René Lévesque et Pierre-Marc Johnson l’ont fait en 1985 et ont provoqué une immense démobilisation. Déjà que d’être resté inactif sur ce front depuis 11 ans a coûté au PQ une baisse continue de ses appuis traditionnels, le message de Pauline risque maintenant de faire fuir jusqu’aux inconditionnels qui votaient encore PQ par pur espoir de voir un autre chef replacer un jour la souveraineté au coeur de son action politique. Pour eux, l’espoir était que Pauline sauve au moins les meubles, pas qu’elle vende la maison.

Il y a d’autant plus un point de rupture qu’en 2007, contrairement à 1985, il n’y a pas de leaders souverainistes forts qui attendent à l’extérieur du PQ pour le réinvestir. On sent aussi dans ses hautes sphères quelque chose de fatigué, d’usé, de résigné vis-à-vis de la souveraineté.
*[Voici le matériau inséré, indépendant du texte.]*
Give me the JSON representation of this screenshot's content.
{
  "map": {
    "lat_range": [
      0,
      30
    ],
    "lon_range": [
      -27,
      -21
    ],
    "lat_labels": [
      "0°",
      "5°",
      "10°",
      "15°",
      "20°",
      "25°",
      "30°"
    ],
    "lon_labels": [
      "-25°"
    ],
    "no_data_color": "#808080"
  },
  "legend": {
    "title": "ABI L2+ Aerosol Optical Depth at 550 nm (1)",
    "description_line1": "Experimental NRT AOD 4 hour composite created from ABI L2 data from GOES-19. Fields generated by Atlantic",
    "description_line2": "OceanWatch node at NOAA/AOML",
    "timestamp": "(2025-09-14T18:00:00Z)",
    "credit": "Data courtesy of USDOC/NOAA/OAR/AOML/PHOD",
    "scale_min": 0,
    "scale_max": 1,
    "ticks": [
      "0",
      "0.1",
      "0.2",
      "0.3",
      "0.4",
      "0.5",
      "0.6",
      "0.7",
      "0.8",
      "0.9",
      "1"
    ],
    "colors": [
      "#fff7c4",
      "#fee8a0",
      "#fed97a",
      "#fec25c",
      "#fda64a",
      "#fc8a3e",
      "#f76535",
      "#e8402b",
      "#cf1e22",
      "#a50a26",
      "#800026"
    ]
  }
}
On veut bien en parler, la garder comme "branding", mais ça se voit depuis 1996, bien avant Pauline, que la gouvernance a pris toute la place. Tenter de RÉALISER la souveraineté, avec son travail herculéen de préparation, ses conflits et ses risques, semble trop lourd à porter.

Jaser du pays? Oui, bien sûr. Lire les sondages comme on consulte son horoscope. But of course. Mais exit, officiellement, le moyen de le faire. La boucle post-référendaire semble bouclée. Et c’est plutôt une alliance éventuelle avec l’ADQ pour un Québec plus autonome qui se dessine à l’horizon.

Certains ont appelé la position de madame Marois de la franchise. D’autres appelleraient ça de l’euthanasie passive.